時代が移り変わるたびに言葉が乱れていると言われるが、言葉は文化だから時代に応じた変化は当然といえる。
だからといって、ただ時代を追うだけではよろしくない。
古くから伝えられる文化を学ぶこともまた必要だ。
日本語が美しいと思うようになったのは、遥か中学生時代にまで遡る。
あれは英語の授業だったか。
ある教師がこう言った。
「有名な芭蕉の句。
《閑けさや 岩にしみ入る 蝉の声》
は厳密に言うと正確に英訳できないんです。

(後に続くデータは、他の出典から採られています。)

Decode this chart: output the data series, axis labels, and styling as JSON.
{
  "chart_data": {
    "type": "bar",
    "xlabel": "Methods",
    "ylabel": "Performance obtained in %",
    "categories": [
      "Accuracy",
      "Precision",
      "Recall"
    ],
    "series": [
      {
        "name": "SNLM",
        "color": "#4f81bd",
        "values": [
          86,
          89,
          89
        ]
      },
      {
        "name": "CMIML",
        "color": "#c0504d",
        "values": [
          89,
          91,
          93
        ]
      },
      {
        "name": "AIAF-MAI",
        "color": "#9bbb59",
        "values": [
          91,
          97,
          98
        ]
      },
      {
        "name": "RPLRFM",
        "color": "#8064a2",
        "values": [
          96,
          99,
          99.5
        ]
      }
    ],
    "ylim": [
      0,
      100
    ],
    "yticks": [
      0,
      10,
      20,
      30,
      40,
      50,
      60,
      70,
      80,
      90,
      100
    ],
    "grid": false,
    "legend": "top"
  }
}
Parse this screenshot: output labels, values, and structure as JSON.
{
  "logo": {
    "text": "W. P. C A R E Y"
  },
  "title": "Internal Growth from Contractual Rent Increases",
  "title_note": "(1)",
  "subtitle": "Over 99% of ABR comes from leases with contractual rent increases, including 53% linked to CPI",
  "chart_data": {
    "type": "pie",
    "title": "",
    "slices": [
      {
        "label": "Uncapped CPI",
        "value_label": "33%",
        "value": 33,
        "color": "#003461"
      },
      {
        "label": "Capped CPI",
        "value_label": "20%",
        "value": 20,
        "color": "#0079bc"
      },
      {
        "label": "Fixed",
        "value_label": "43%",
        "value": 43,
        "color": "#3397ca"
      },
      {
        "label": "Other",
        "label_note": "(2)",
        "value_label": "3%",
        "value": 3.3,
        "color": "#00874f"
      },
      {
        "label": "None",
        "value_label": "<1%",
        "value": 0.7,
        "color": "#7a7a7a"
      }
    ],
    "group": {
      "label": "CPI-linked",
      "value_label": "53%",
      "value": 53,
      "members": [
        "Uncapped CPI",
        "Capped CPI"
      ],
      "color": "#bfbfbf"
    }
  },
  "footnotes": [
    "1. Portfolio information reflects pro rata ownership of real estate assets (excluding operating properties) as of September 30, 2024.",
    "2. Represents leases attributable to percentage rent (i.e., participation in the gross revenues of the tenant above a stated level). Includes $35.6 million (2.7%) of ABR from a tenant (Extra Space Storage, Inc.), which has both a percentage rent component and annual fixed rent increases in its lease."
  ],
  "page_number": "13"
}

」
あくまでも正確に英訳できないという前提。
ふたつ理由があるらしい。
わりと有名な話だが皆さんはこの理由をご存知だろうか?
ひとつ目は、外国人に「蝉の声」というニュアンスが理解できないこと。
ふたつ目は、聞く人間によって「蝉の声」が単数なのか複数なのかが違うから正確には英訳できないらしい。
なるほど。
日本人ならこういう細やかなニュアンスをすんなり感じ取れる。
疑問すら持たないだろう。
日本人にとっては当たり前の感覚だろうが、実はこれってなに気に素晴らしいことではなかろうか?
日本語の奥ゆかしさ示す例は他にも沢山ある。
次は身近な例をひとつ挙げてみよう。
《結構です》
頭に「はい」をつければ肯定。
「いいえ」をつければ否定となる。
悪く言えばはっきりと白黒つけられない日本人の悪癖なのかもしれない。
しかし著者には、日本語とはこんなにも奥ゆかしく美しいものだったのかという衝撃でしかなかった。
日本語の美しさを感じられる例はまだまだある。
皆さんは以下の苗字をいくつ読めるだろう?
ー 問題 ー
①《小鳥遊》
②《月見里》
③《四月一日》
④《一》
⑤《九》
正確は次の通りだ。
ー 解答 ー
①《たかなし》
鷹がおらず小鳥が自由に飛び回れる状態から。
②《やまなし》
月を遮る山がないという意味から。
③《わたぬき》
春になると綿の入った衣の綿を抜くことから。
④《にのまえ》
「一」は「二」の前の数字であることから。
⑤《いちじく》
一字で「九」と読むから。
如何だろう。
日本語の奥ゆかしさと美しさを感じないだろうか。
優雅さを漂わせる言葉選びのセンスと、遊び心溢れる語彙力は素晴らしいの一言。
特に「小鳥遊」と「月見里」の成り立ちは、群を抜いて秀逸だ。
一体どんな感性をしていれば思いつくのか。
同じ韻の言葉をただ置き換えた、オヤジギャグレベルの言葉遊びとは次元が違う。
《このはしわたるべからず》という立て札に対する、一休さんのトンチとは美しさの本質が違うのだ。
何より、粋ではないか。
トンチはトンチで非常に面白いのだけれども、それはまた別の機会に。
四季を知る日本人には古くから素晴らしい美的センスが備わっていた。
冒頭の芭蕉の句についても、もっと掘り下げて考えれば「蝉が鳴くのに《閑けさや》とはこれ如何に」と、疑問に思われなかったか?
日本語の探究は実に面白い。
ちなみに有名な川端康成氏の《雪国》も感性の違いで、正確には英訳できないというから驚きだ。
温故知新も時には必要ではないだろうか。